Hariharan has worked as a substitute teacher in the Everett School District since 2010, a position that has had her teaching all grade levels, working as a librarian or computer lab instructor and anything else that needs doing.
She’s primarily based at Woodside Elementary, where she’s such a regular presence the students all know her as Mrs. R, Principal Betty Cobbs said.
“When she’s in the building, she’s not like a sub, she’s like a regular staff member,” Cobbs said.
Hariharan also teaches Indian classical singing on the side. Her connections to the local Indian community have allowed her work as a facilitator, she said, raising money and turning it into gifts for students in need.
“I try not to use the word ‘charity’ at all,” Hariharan said. “Children, they’re just supposed to be happy.”
In her native India, Hariharan taught in a variety of schools, including with the nonprofit organization Adapt, which runs schools for children with a variety of physical and mental disabilities.
She compared herself to the demon Kabandha from the Ramayana, the Hindu epic poem. Kabandha is said to have arms that are miles long, with which it sweeps up everything and everyone to devour.
“I wanted to be a Kabandha in a different way,” she said. “If my hands could grow, and I could bring in more people.”
Hariharan came to Mill Creek 20 years ago. She has a daughter at Gateway Middle School and a son at Henry M. Jackson High School. Her husband works at Philips Healthcare in Bothell.
When she started working as a substitute teacher, she began taking up a small collection for gift cards and supplies from the families of her music students.
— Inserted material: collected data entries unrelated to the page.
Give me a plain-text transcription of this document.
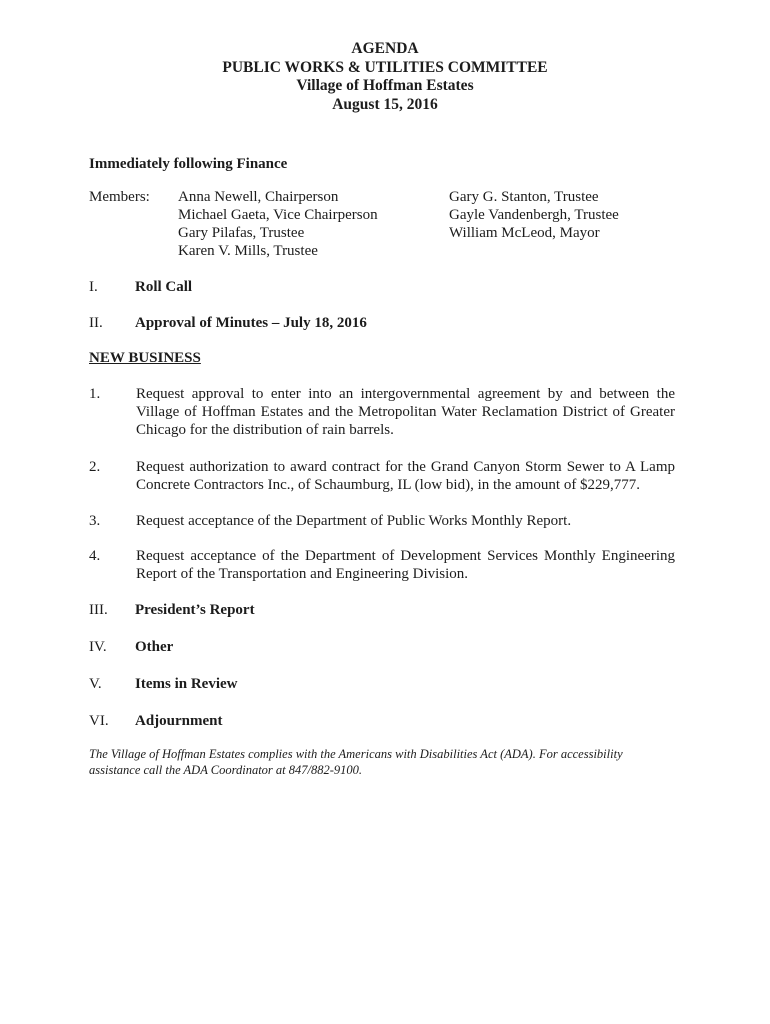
AGENDA
PUBLIC WORKS & UTILITIES COMMITTEE
Village of Hoffman Estates
August 15, 2016
Immediately following Finance
Members:	Anna Newell, Chairperson
Michael Gaeta, Vice Chairperson
Gary Pilafas, Trustee
Karen V. Mills, Trustee
Gary G. Stanton, Trustee
Gayle Vandenbergh, Trustee
William McLeod, Mayor
I. Roll Call
II. Approval of Minutes – July 18, 2016
NEW BUSINESS
1. Request approval to enter into an intergovernmental agreement by and between the Village of Hoffman Estates and the Metropolitan Water Reclamation District of Greater Chicago for the distribution of rain barrels.
2. Request authorization to award contract for the Grand Canyon Storm Sewer to A Lamp Concrete Contractors Inc., of Schaumburg, IL (low bid), in the amount of $229,777.
3. Request acceptance of the Department of Public Works Monthly Report.
4. Request acceptance of the Department of Development Services Monthly Engineering Report of the Transportation and Engineering Division.
III. President’s Report
IV. Other
V. Items in Review
VI. Adjournment
The Village of Hoffman Estates complies with the Americans with Disabilities Act (ADA). For accessibility assistance call the ADA Coordinator at 847/882-9100.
She called her drive the Kinder Konnection Kindred Hearts Project.
“She does all this work so quietly that you wouldn’t know that she’s even doing it,” Cobbs said.
Hariharan would work with Cobbs to distribute the gifts to those students.
She would help perhaps a few dozen students each year, Hariharan said. In December 2015, 32 kids received gift cards or backpacks.
This year, after talking with some friends who run a meal program for homeless shelters in King County, she asked Anne Jensen, the counselor at Woodside, just how many homeless kids there were in the district.
The answer she got shocked her: It was more than 1,100.
“Just the numbers,” she said. “I think when you’re a teacher it really bothers you.”
The number of homeless students in the district was cumulative for the end of the 2015-2016 school year. The number actually fluctuates during the year depending on students’ circumstances, or if they move into or out of the district.
Right now there are about 800 homeless students in the district, a number similar to this time in the last school year, district spokeswoman Leanna Albrecht said.
Those students got a little extra this holiday season, totalling $4,200 in gift cards, plus hundreds of dollars worth of school supplies and clothes.
Almost all of the money was raised from the Indian community in the greater Puget Sound region, Hariharan said, who put their trust in her as a teacher.
Hariharan doesn’t know how exactly many students received a gift card. “I simply gave the supplies to the principals and counselors,” she said. “I don’t know who the kids are and I don’t want to know, either.”
In addition to Woodside, where 53 students received a gift card or supplies, students in Madison, Lowell, Hawthorne and Garfield elementary schools, Everett High School, and other students in the district through the Kids in Transition program also received help this year.
Kimberly Gilmore, the principal at Madison, said she didn’t even know about the project until Hariharan called her up this year to tell her about it. Fifteen students at Madison received a gift card.
“She’s such a kind, passionate soul, and she’s always there to do what’s best for kids, and what’s best for staff,” said Kimberly Gilmore, the principal at Madison Elementary.
“Raj put it in gear,” Cobbs said. “She went to her community, shared with them what the needs were, and they just outdid themselves this year.”